First stab at Lake County budget mess ‘just scratching the surface’
By Carrie Napoleon Post-Tribune correspondent September 25, 2012 6:50PM
Updated: October 27, 2012 6:16AM
CROWN POINT — In what officials called a starting point, dramatic first steps were taken Tuesday in an effort to shore up the county’s $4.1 million budget deficit and find up to $17 million more for additional considerations in 2013.
A multifaceted six-step plan that incorporates cuts, borrowing and legislative action was revealed to mixed reviews from council members. Officials took some of the recommended steps but stalled when it came to slashing $1 million from the Lake County Park Department’s budget.
Also on the chopping block but not yet considered is the elimination of 13 police positions that were created in January.
“We are just scratching the surface. Everybody will be hurting by the end of the day if we do everything that is recommended,” said Councilman Michael Repay, D-Hammond. Repay was among the councilmen on the committee tasked with formulating a possible way out of the county’s financial crisis.
Along with the cutting phase of the plan, recommendations call for enacting ordinances to establish a borrowing policy and committee to oversee the county’s borrowing efforts to fund capital projects and create a payback plan. The recommendation also includes calls for action to create an enforce civil unit tax cap control, support legislation to remove the punitive 0 percent growth quotient and remove the supplemental school levy.
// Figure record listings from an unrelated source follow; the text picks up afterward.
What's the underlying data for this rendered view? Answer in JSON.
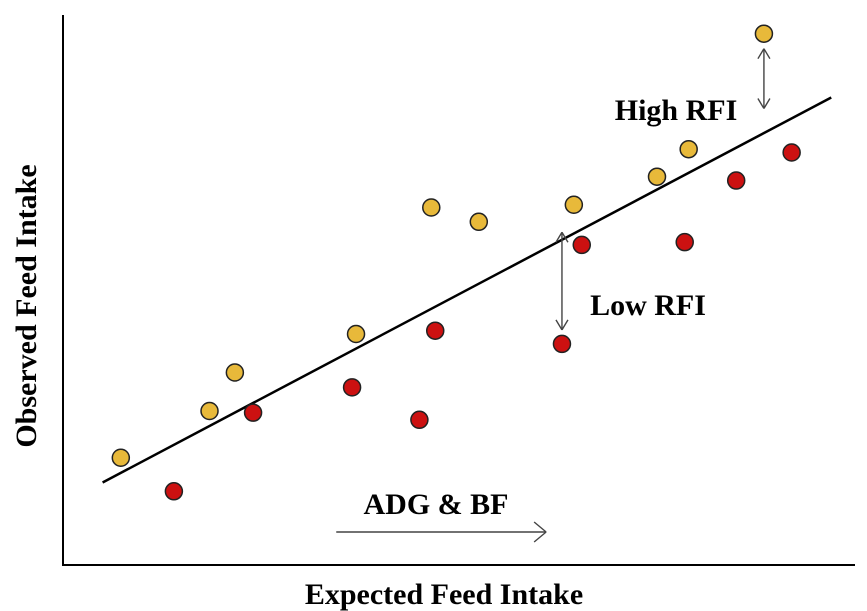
{
  "chart_data": {
    "type": "scatter",
    "xlabel": "Expected Feed Intake",
    "ylabel": "Observed Feed Intake",
    "xlim": [
      0,
      100
    ],
    "ylim": [
      0,
      100
    ],
    "grid": false,
    "regression_line": {
      "x": [
        5,
        97
      ],
      "y": [
        15,
        85
      ]
    },
    "series": [
      {
        "color": "#e8b93a",
        "points": [
          {
            "x": 7.3,
            "y": 19.5
          },
          {
            "x": 18.5,
            "y": 28.0
          },
          {
            "x": 21.7,
            "y": 35.0
          },
          {
            "x": 37.0,
            "y": 42.0
          },
          {
            "x": 46.5,
            "y": 65.0
          },
          {
            "x": 52.5,
            "y": 62.4
          },
          {
            "x": 64.5,
            "y": 65.5
          },
          {
            "x": 75.0,
            "y": 70.6
          },
          {
            "x": 79.0,
            "y": 75.6
          },
          {
            "x": 88.5,
            "y": 96.6
          }
        ]
      },
      {
        "color": "#cc1111",
        "points": [
          {
            "x": 14.0,
            "y": 13.4
          },
          {
            "x": 24.0,
            "y": 27.7
          },
          {
            "x": 36.5,
            "y": 32.3
          },
          {
            "x": 45.0,
            "y": 26.4
          },
          {
            "x": 47.0,
            "y": 42.6
          },
          {
            "x": 63.0,
            "y": 40.2
          },
          {
            "x": 65.5,
            "y": 58.2
          },
          {
            "x": 78.5,
            "y": 58.7
          },
          {
            "x": 85.0,
            "y": 69.9
          },
          {
            "x": 92.0,
            "y": 75.0
          }
        ]
      }
    ],
    "annotations": [
      {
        "text": "High RFI",
        "between": {
          "x": 88.5,
          "y_from": 96.6,
          "y_to": 83.0
        }
      },
      {
        "text": "Low RFI",
        "between": {
          "x": 63.0,
          "y_from": 40.2,
          "y_to": 60.5
        }
      },
      {
        "text": "ADG & BF",
        "arrow": "right",
        "arrow_from_x": 34.5,
        "arrow_to_x": 61.0,
        "y": 6.0
      }
    ]
  }
}
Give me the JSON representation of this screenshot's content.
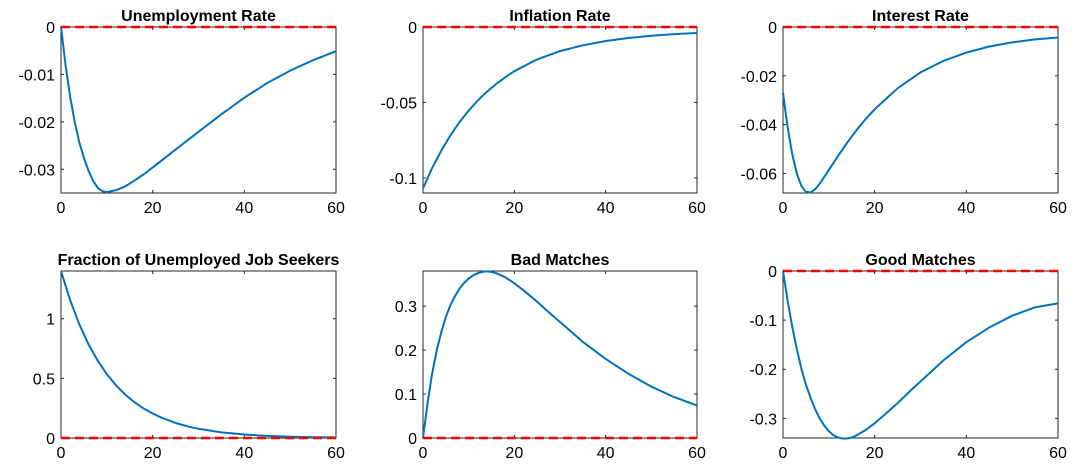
{
  "figure": {
    "background": "#ffffff",
    "axis_color": "#262626",
    "line_color": "#0072bd",
    "zero_line_color": "#ff0000"
  },
  "chart_data": [
    {
      "type": "line",
      "title": "Unemployment Rate",
      "xlim": [
        0,
        60
      ],
      "ylim": [
        -0.035,
        0
      ],
      "xticks": [
        0,
        20,
        40,
        60
      ],
      "yticks": [
        0,
        -0.01,
        -0.02,
        -0.03
      ],
      "ytick_labels": [
        "0",
        "-0.01",
        "-0.02",
        "-0.03"
      ],
      "series": [
        {
          "x": [
            0,
            1,
            2,
            3,
            4,
            5,
            6,
            7,
            8,
            9,
            10,
            12,
            14,
            16,
            18,
            20,
            22,
            24,
            26,
            28,
            30,
            35,
            40,
            45,
            50,
            55,
            60
          ],
          "y": [
            0,
            -0.0081,
            -0.0148,
            -0.0201,
            -0.0243,
            -0.0276,
            -0.0303,
            -0.0324,
            -0.0339,
            -0.0346,
            -0.0348,
            -0.0344,
            -0.0336,
            -0.0324,
            -0.0311,
            -0.0296,
            -0.0281,
            -0.0266,
            -0.0251,
            -0.0236,
            -0.0221,
            -0.0184,
            -0.0149,
            -0.0118,
            -0.0092,
            -0.007,
            -0.0051
          ]
        }
      ],
      "zero_line": 0
    },
    {
      "type": "line",
      "title": "Inflation Rate",
      "xlim": [
        0,
        60
      ],
      "ylim": [
        -0.11,
        0
      ],
      "xticks": [
        0,
        20,
        40,
        60
      ],
      "yticks": [
        0,
        -0.05,
        -0.1
      ],
      "ytick_labels": [
        "0",
        "-0.05",
        "-0.1"
      ],
      "series": [
        {
          "x": [
            0,
            2,
            4,
            6,
            8,
            10,
            12,
            14,
            16,
            18,
            20,
            25,
            30,
            35,
            40,
            45,
            50,
            55,
            60
          ],
          "y": [
            -0.107,
            -0.0935,
            -0.0819,
            -0.0718,
            -0.063,
            -0.0554,
            -0.0487,
            -0.0429,
            -0.0378,
            -0.0333,
            -0.0293,
            -0.0215,
            -0.016,
            -0.0121,
            -0.0093,
            -0.0073,
            -0.0058,
            -0.0047,
            -0.004
          ]
        }
      ],
      "zero_line": 0
    },
    {
      "type": "line",
      "title": "Interest Rate",
      "xlim": [
        0,
        60
      ],
      "ylim": [
        -0.068,
        0
      ],
      "xticks": [
        0,
        20,
        40,
        60
      ],
      "yticks": [
        0,
        -0.02,
        -0.04,
        -0.06
      ],
      "ytick_labels": [
        "0",
        "-0.02",
        "-0.04",
        "-0.06"
      ],
      "series": [
        {
          "x": [
            0,
            1,
            2,
            3,
            4,
            5,
            6,
            7,
            8,
            9,
            10,
            12,
            14,
            16,
            18,
            20,
            25,
            30,
            35,
            40,
            45,
            50,
            55,
            60
          ],
          "y": [
            -0.027,
            -0.041,
            -0.052,
            -0.06,
            -0.065,
            -0.0675,
            -0.0678,
            -0.0665,
            -0.0642,
            -0.0614,
            -0.0586,
            -0.0529,
            -0.0474,
            -0.0424,
            -0.0378,
            -0.0337,
            -0.0251,
            -0.0186,
            -0.0139,
            -0.0105,
            -0.008,
            -0.0063,
            -0.0051,
            -0.0043
          ]
        }
      ],
      "zero_line": 0
    },
    {
      "type": "line",
      "title": "Fraction of Unemployed Job Seekers",
      "xlim": [
        0,
        60
      ],
      "ylim": [
        0,
        1.4
      ],
      "xticks": [
        0,
        20,
        40,
        60
      ],
      "yticks": [
        0,
        0.5,
        1
      ],
      "ytick_labels": [
        "0",
        "0.5",
        "1"
      ],
      "series": [
        {
          "x": [
            0,
            2,
            4,
            6,
            8,
            10,
            12,
            14,
            16,
            18,
            20,
            22,
            25,
            28,
            30,
            35,
            40,
            45,
            50,
            55,
            60
          ],
          "y": [
            1.4,
            1.155,
            0.953,
            0.786,
            0.649,
            0.535,
            0.442,
            0.364,
            0.301,
            0.248,
            0.205,
            0.169,
            0.126,
            0.094,
            0.077,
            0.047,
            0.029,
            0.018,
            0.011,
            0.007,
            0.005
          ]
        }
      ],
      "zero_line": 0
    },
    {
      "type": "line",
      "title": "Bad Matches",
      "xlim": [
        0,
        60
      ],
      "ylim": [
        0,
        0.38
      ],
      "xticks": [
        0,
        20,
        40,
        60
      ],
      "yticks": [
        0,
        0.1,
        0.2,
        0.3
      ],
      "ytick_labels": [
        "0",
        "0.1",
        "0.2",
        "0.3"
      ],
      "series": [
        {
          "x": [
            0,
            1,
            2,
            3,
            4,
            5,
            6,
            7,
            8,
            9,
            10,
            11,
            12,
            13,
            14,
            15,
            16,
            18,
            20,
            22,
            25,
            28,
            30,
            35,
            40,
            45,
            50,
            55,
            60
          ],
          "y": [
            0,
            0.08,
            0.146,
            0.199,
            0.241,
            0.275,
            0.302,
            0.323,
            0.34,
            0.353,
            0.363,
            0.37,
            0.375,
            0.378,
            0.379,
            0.378,
            0.375,
            0.366,
            0.352,
            0.336,
            0.31,
            0.282,
            0.264,
            0.219,
            0.18,
            0.146,
            0.117,
            0.093,
            0.074
          ]
        }
      ],
      "zero_line": 0
    },
    {
      "type": "line",
      "title": "Good Matches",
      "xlim": [
        0,
        60
      ],
      "ylim": [
        -0.34,
        0
      ],
      "xticks": [
        0,
        20,
        40,
        60
      ],
      "yticks": [
        0,
        -0.1,
        -0.2,
        -0.3
      ],
      "ytick_labels": [
        "0",
        "-0.1",
        "-0.2",
        "-0.3"
      ],
      "series": [
        {
          "x": [
            0,
            1,
            2,
            3,
            4,
            5,
            6,
            7,
            8,
            9,
            10,
            11,
            12,
            13,
            14,
            15,
            16,
            18,
            20,
            22,
            25,
            28,
            30,
            35,
            40,
            45,
            50,
            55,
            60
          ],
          "y": [
            0,
            -0.06,
            -0.113,
            -0.159,
            -0.198,
            -0.231,
            -0.258,
            -0.281,
            -0.3,
            -0.315,
            -0.326,
            -0.334,
            -0.339,
            -0.341,
            -0.341,
            -0.339,
            -0.335,
            -0.324,
            -0.31,
            -0.294,
            -0.269,
            -0.242,
            -0.225,
            -0.182,
            -0.145,
            -0.115,
            -0.091,
            -0.074,
            -0.066
          ]
        }
      ],
      "zero_line": 0
    }
  ]
}
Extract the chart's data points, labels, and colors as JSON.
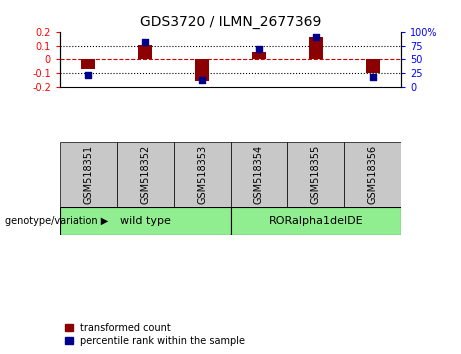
{
  "title": "GDS3720 / ILMN_2677369",
  "samples": [
    "GSM518351",
    "GSM518352",
    "GSM518353",
    "GSM518354",
    "GSM518355",
    "GSM518356"
  ],
  "transformed_count": [
    -0.07,
    0.105,
    -0.155,
    0.055,
    0.165,
    -0.1
  ],
  "percentile_rank": [
    22,
    82,
    12,
    68,
    90,
    18
  ],
  "bar_color": "#8B0000",
  "dot_color": "#00008B",
  "zero_line_color": "#CC0000",
  "grid_color": "#000000",
  "ylim_left": [
    -0.2,
    0.2
  ],
  "ylim_right": [
    0,
    100
  ],
  "yticks_left": [
    -0.2,
    -0.1,
    0.0,
    0.1,
    0.2
  ],
  "yticks_right": [
    0,
    25,
    50,
    75,
    100
  ],
  "bar_width": 0.25,
  "dot_size": 25,
  "fig_width": 4.61,
  "fig_height": 3.54,
  "dpi": 100,
  "label_fontsize": 7,
  "tick_fontsize": 7,
  "title_fontsize": 10
}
Committee members also suggested creating a strategic plan to prioritize activities and investigate additional revenue sources available to the county.
Council President Jerome Prince, D-Gary, said the plan is dramatic but it is the only one that has come before the council in the last three weeks of budget sessions. Prince said council members until this point have not made suggestions, offered solutions or set priorities.
“There are a number of suggestions here. If we aren’t going to accept the plan, does anybody have a plan? We need to move on,” Prince said.
Councilman Ted Bilski, D-Hobart, said the council has already cut the park department’s budget by more than $1 million in the last two years and he would not be willing to do it again.
“This could very possibly put them out of business. It scares me,” Bilski said.
The cut represents $240,000 from the department’s capital project fund and $760,000 in operating expenses, about a third of the department’s operating budget, said Bob Nickovich, CEO of Lake County Parks.
“What type of quality of life are we offering people here in Lake County … are we just going to shut all this down and route everything to criminal justice?” Nickovich said.
Officials agreed on first reading to displace the $2 million cumulative bridge fund and $2.1 million liability insurance fund as well as eliminate the $1.6 million drainage levies, the first recommended step of the plan. The levies for those funds will be returned to the general fund.
The move was not without dissension. Councilmen Rick Neimeyer, R-Lowell, and Daniel Dernulc, R-Highland, voted against raiding the drainage levies.
Surveyor George Van Til said the council is making a two-fold mistake by stripping the drainage levy. First, he said, the move is prevented by law. Van Til said when the law establishing the drainage levy was created, a provision prohibiting the council from completely eliminating it was created.
Van Til said the move also would prevent his office from maintaining the 600 miles of drainage ditches within the county putting at risk the more than $14 million invested in various projects since he took office.